# Position-momentum commutation relation

1. Aug 7, 2014

### jety89

Hi,

what is the physics experiment that leads to the position-momentum commutation
relation

xpx - px x = i hbar

What does it mean to multiply the position and momentum operators of a particle?
What is the corresponding physical quantity?

2. Aug 7, 2014

### Staff: Mentor

Interestingly its not really an experimental thing as far as I know - others more into experimental stuff may correct me on that though.

It follows quite easily from the position and momentum operator. Believe it or not they follows from symmetry considerations via the principle of relativity so isnt really a separate axiom, but a result of a well accepted principle.

Multiplying them together is simply applying an operator then another - in and of itself its doesn't mean anything.

However there is a reason those commutation type relations tend to occur:

Thanks
Bill

3. Aug 7, 2014

### atyy

In addition to the relationship between the quantum commutator and the classical Poisson bracket that bhobba metions, another (related) way to see that these classical sounding names are appropriate for the quantum observables is by Ehrenfest's theorem http://en.wikipedia.org/wiki/Ehrenfest_theorem, where the average values of the variables obey the classical equations of motion.

One way to understand the meaning of the commutator is to derive the uncertainty principle from it http://www.eng.fsu.edu/~dommelen/quantum/style_a/commute.html. The uncertainty principle says that if one measures position accurately from an ensemble prepared in a particular quantum state, and if one measures momentum accurately from an ensemble prepared in the same quantum state, the product of the standard deviations of the position results and momentum results is greater than zero.

Last edited: Aug 7, 2014
4. Aug 7, 2014

### Jilang

I have come to understand it's the order in which you measure them in. If they commute it makes no difference, but if they don't you won't get the same result if you measure p then x or x then p. Generally the standard deviation of this difference is hbar.

5. Aug 7, 2014

### MrRobotoToo

There's not a single experiment. It is based on the general observation that in quantum experiments there exists certain pairs of quantities wherein the order in which you measure them affects the final outcome.

6. Aug 8, 2014

### Jano L.

There is no experiment. It was the other way around. Heisenberg played with matrices and came to the conclusion that his infinite matrices $P$ (connected to momentum) and $X$ (connected to position) should obey algebraic relation

$$XP - PX = i\hbar.$$

In those days this was thought to imply that this description does not allow knowledge of both position and momentum at the same time. So Heisenberg attempted to save the new formalism by interpreting this in his thought experiments by saying something as "look, if we measure position, then we disturb the particle so that momentum afterwards is not determined but will vary case to case so we cannot know both position and momentum after the measurement" and similarly for measuring position first and then momentum.

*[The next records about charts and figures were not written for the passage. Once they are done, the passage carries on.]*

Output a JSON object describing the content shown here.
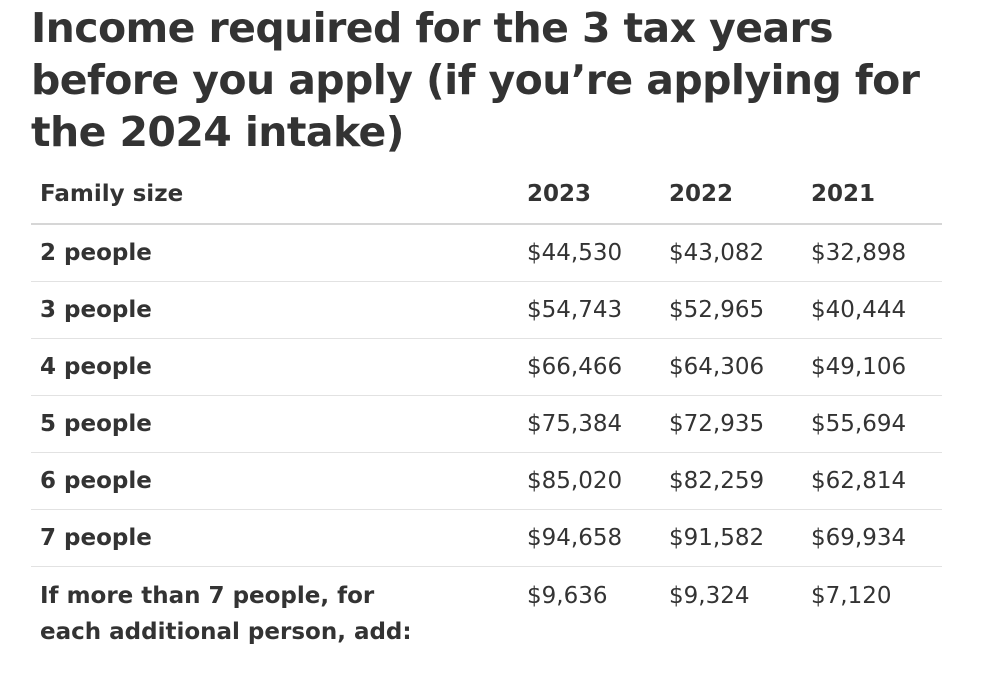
{
  "heading": "Income required for the 3 tax years before you apply (if you’re applying for the 2024 intake)",
  "table": {
    "headers": [
      "Family size",
      "2023",
      "2022",
      "2021"
    ],
    "rows": [
      {
        "label": "2 people",
        "y2023": "$44,530",
        "y2022": "$43,082",
        "y2021": "$32,898"
      },
      {
        "label": "3 people",
        "y2023": "$54,743",
        "y2022": "$52,965",
        "y2021": "$40,444"
      },
      {
        "label": "4 people",
        "y2023": "$66,466",
        "y2022": "$64,306",
        "y2021": "$49,106"
      },
      {
        "label": "5 people",
        "y2023": "$75,384",
        "y2022": "$72,935",
        "y2021": "$55,694"
      },
      {
        "label": "6 people",
        "y2023": "$85,020",
        "y2022": "$82,259",
        "y2021": "$62,814"
      },
      {
        "label": "7 people",
        "y2023": "$94,658",
        "y2022": "$91,582",
        "y2021": "$69,934"
      },
      {
        "label_line1": "If more than 7 people, for",
        "label_line2": "each additional person, add:",
        "y2023": "$9,636",
        "y2022": "$9,324",
        "y2021": "$7,120"
      }
    ]
  }
}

Nowadays, the above commutation relation is viewed differently among physicists than Heisenberg tried to explain it, but most probably most of them agree that the relation has little to do with disturbance caused by measurements. One prosaic view is that all that is needed to derive the commutation relation is the calculus relation
$$x (\partial_x \psi) -\partial_x(x\psi) = -\psi$$
and the operator for momentum
$$\hat{p}_x =- i\hbar \partial_x$$
introduced by Schroedinger. Schroedinger also showed how the Heisenberg matrices and their commutation relation follow from the Schroedinger equation and these formulae in his papers from 1925-1927.

7. Aug 15, 2014

### jety89

Thank you guys, You gave Me food for thought.

8. Aug 16, 2014

### HomogenousCow

If you consult a book on group theory (for physicists), you might find some very interesting discussions which lead to the canonical commutation relations. It seems the more you learn the more things become "obvious".